[Sca-cooks] Sweet frumenty recipes...
Terry Decker
t.d.decker at worldnet.att.net
Tue Feb 28 21:42:39 PST 2006
Not at all within period. Triticale is a hybrid of wheat (Triticum) and rye
(Secale) specifically bred in the 1930's to reduce world hunger. It
produces 5 to 50 percent greater yield than wheat. Human use products are
still being worked out (the flour is a little heavy), but primary emphasis
in North america is on using it for feed, fodder and silage.
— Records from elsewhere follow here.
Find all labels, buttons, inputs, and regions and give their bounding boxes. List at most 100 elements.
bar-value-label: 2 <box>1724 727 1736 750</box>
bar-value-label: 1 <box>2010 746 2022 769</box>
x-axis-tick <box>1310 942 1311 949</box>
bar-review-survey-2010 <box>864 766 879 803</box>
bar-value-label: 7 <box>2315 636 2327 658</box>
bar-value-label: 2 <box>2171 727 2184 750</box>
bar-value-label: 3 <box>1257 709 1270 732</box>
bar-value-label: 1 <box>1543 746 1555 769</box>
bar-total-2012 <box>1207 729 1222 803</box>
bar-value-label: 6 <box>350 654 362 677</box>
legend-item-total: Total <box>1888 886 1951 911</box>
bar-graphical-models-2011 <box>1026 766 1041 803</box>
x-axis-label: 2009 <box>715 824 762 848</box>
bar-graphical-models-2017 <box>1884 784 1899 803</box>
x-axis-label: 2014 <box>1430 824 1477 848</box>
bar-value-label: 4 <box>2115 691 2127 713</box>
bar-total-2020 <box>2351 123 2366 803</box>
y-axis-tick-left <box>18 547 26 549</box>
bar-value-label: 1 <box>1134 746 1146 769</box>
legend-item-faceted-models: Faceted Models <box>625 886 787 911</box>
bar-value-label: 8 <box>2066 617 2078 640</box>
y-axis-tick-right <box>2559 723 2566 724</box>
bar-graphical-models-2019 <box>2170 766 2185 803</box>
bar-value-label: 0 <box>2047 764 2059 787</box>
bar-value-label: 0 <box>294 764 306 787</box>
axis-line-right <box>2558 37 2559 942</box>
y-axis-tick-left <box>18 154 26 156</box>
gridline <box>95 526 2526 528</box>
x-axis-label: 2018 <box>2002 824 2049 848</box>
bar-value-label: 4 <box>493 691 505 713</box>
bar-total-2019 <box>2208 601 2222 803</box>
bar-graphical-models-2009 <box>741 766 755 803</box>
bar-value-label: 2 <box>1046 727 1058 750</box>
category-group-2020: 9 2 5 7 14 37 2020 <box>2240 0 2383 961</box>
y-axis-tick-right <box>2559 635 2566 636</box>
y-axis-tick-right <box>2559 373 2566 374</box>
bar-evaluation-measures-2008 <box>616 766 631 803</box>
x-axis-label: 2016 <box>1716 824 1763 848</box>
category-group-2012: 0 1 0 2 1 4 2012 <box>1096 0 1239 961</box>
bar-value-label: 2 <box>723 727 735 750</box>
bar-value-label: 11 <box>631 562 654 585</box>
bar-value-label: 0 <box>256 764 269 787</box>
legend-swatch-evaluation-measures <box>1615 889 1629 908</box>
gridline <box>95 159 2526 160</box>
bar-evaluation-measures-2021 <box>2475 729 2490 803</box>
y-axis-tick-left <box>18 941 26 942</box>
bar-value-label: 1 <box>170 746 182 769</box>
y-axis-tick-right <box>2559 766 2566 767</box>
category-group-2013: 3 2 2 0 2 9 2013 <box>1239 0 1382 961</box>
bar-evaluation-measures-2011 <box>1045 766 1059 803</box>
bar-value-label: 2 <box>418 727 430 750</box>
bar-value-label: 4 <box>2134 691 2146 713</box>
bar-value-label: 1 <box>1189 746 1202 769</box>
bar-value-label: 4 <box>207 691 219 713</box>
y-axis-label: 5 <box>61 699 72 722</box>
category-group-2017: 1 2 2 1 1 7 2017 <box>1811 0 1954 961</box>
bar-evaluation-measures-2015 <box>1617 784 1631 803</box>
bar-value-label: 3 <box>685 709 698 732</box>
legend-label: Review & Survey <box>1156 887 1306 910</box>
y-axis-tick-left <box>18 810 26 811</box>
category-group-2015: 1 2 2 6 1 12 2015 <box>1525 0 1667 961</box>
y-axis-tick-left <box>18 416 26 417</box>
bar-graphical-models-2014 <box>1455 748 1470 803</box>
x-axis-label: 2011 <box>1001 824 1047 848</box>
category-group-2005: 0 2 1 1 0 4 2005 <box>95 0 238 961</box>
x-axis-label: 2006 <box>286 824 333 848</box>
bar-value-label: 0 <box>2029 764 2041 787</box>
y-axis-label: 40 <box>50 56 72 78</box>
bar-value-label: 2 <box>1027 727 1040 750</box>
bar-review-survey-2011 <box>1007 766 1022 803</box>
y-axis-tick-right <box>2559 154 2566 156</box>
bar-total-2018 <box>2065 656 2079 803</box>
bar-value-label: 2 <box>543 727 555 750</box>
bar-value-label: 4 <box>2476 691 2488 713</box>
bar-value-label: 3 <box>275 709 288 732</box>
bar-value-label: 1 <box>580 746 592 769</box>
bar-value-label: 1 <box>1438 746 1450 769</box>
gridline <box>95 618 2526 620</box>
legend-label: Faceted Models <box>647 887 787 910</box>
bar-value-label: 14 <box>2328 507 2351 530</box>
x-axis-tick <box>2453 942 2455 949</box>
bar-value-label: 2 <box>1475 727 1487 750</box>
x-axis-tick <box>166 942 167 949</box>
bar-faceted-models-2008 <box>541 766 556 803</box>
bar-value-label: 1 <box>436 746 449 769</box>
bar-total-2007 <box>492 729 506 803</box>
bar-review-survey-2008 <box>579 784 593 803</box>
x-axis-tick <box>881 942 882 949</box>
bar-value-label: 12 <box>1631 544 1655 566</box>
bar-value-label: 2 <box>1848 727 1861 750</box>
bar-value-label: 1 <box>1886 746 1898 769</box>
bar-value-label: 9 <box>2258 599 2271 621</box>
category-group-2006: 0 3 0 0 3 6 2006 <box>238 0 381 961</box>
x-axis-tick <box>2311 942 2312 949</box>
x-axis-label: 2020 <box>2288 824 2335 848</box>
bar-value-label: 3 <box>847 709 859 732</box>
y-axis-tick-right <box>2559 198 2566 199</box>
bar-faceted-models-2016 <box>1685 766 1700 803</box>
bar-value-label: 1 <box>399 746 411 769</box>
Quadrotriticale appears to be a genetically enhanced polyploidal varietal of
triticale, which the Guide says may attract tribbles (and possibly Martian
flat cats).
Bear
> And when is it best to use quadrotriticale? :-)
>
> Huette, slinking back to her Asylum...
>
> --- Terry Decker <t.d.decker at worldnet.att.net> wrote:
>
>> A soft wheat would be most appropriate, although hard red winter wheat
>> has
>> worked for me. Depending on the time and the location, the wheat would
>> likely have been emmer (Triticum dicoccum), club wheat (T. aestivum
>> compactum) or a soft common wheat (T. aestivum aestivum). Modern wheats
>> are
>> variants of the latter subspecies.
>>
>> Spelt (T. spelta) was the most common hard wheat from Antiquity well into
>> the Middle Ages. Most of the hard wheats are modern hybrids.